Beyond compensation, mergers and acquisitions also open up other opportunities to leverage benchmarks as strategic guides. Benchmarks can help establish criteria, such as rates of high absenteeism, to help identify employees who may leave a company after the transition. In addition, HR leaders can leverage benchmarks to compare a company’s post-merger turnover rate with competitors to gain insights that will help refine their talent retention strategies. Another example is ratios of support staff to lines of business and spans of control benchmarks that can help optimize a post-merger business structure. These types of benchmarks provide guides on how the organization can lead sizing efforts.
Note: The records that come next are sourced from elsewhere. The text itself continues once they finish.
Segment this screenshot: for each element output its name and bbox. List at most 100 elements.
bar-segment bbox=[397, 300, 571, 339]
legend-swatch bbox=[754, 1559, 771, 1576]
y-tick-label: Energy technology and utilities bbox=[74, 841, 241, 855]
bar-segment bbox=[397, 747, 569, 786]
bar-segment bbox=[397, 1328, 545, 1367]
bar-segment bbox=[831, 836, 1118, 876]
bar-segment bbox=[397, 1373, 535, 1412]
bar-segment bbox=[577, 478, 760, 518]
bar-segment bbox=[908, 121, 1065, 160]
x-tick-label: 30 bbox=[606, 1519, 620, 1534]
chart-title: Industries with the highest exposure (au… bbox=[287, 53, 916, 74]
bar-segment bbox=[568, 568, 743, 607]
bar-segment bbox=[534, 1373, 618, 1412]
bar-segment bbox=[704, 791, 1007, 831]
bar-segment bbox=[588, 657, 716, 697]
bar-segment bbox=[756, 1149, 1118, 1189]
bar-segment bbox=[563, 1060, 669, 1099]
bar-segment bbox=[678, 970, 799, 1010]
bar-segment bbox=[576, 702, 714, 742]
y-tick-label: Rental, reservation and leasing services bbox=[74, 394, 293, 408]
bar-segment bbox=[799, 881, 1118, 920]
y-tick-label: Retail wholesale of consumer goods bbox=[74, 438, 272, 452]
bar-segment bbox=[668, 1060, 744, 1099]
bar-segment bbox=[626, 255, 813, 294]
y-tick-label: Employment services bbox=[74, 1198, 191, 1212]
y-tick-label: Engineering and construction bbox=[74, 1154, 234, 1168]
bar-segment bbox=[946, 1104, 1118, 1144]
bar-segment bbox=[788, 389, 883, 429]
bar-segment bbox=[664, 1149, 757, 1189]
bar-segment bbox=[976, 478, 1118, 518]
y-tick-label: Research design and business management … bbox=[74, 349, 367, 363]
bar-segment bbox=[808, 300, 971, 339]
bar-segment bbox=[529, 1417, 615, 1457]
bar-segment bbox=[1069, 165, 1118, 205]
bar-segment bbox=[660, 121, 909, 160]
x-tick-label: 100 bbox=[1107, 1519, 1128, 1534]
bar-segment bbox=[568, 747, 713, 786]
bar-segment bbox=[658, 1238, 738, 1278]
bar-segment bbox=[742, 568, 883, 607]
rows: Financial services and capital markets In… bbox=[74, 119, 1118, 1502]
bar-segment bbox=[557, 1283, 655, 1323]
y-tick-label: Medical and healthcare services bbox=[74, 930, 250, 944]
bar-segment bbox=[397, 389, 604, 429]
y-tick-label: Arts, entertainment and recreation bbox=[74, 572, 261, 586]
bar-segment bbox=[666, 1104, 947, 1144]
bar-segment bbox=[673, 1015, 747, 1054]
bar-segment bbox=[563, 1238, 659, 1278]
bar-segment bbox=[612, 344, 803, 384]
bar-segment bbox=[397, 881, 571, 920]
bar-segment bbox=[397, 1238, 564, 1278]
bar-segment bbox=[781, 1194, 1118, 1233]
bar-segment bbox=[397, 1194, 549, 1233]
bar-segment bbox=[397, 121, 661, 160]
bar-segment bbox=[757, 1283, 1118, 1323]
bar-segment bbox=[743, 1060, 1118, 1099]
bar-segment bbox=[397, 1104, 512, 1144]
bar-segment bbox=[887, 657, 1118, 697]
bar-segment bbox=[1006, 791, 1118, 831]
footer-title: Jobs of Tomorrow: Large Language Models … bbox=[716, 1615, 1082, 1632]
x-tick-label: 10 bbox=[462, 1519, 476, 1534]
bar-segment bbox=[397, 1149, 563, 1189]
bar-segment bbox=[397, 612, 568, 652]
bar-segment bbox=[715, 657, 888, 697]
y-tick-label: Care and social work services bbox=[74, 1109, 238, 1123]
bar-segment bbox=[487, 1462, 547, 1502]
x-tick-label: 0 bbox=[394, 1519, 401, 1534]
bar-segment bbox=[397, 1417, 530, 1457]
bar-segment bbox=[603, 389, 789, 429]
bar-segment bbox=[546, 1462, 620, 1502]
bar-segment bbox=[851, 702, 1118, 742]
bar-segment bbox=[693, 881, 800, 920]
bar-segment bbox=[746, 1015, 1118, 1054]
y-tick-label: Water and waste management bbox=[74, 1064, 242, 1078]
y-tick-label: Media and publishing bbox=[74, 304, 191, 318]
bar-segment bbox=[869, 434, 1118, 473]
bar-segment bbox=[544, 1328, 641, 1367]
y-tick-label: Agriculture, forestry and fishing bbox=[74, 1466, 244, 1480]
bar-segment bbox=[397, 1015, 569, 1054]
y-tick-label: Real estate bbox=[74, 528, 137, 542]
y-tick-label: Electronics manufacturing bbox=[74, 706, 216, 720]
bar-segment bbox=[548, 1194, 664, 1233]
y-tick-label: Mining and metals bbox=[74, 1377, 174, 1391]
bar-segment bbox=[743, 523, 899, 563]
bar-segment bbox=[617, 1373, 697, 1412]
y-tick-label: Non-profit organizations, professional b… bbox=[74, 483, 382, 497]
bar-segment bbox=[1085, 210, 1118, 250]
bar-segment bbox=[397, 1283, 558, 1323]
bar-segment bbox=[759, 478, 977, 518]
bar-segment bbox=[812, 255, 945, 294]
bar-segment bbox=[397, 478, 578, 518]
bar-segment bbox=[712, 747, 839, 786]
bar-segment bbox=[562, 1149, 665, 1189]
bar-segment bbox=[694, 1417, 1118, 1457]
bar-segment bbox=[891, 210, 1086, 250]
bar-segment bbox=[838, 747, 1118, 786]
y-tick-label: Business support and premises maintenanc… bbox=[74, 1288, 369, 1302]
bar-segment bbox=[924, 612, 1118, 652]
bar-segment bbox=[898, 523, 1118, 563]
Business leaders look to HR to deliver strategic insights that assess workforce conditions and inform forward planning. By integrating benchmarks into everyday tasks, HR leaders can make informed decisions based on data-driven HCM metrics. In an evolving and competitive recruitment market, benchmarks can provide important guides to help companies seek and build a high-performing workforce that will drive long-term growth.
Modern data science and HR analytics tools can help companies take more accurate aim at the available talent pool and, potentially, increase the number of times they hit the target.
David Turetsky is vice president of ADP DataCloud product management.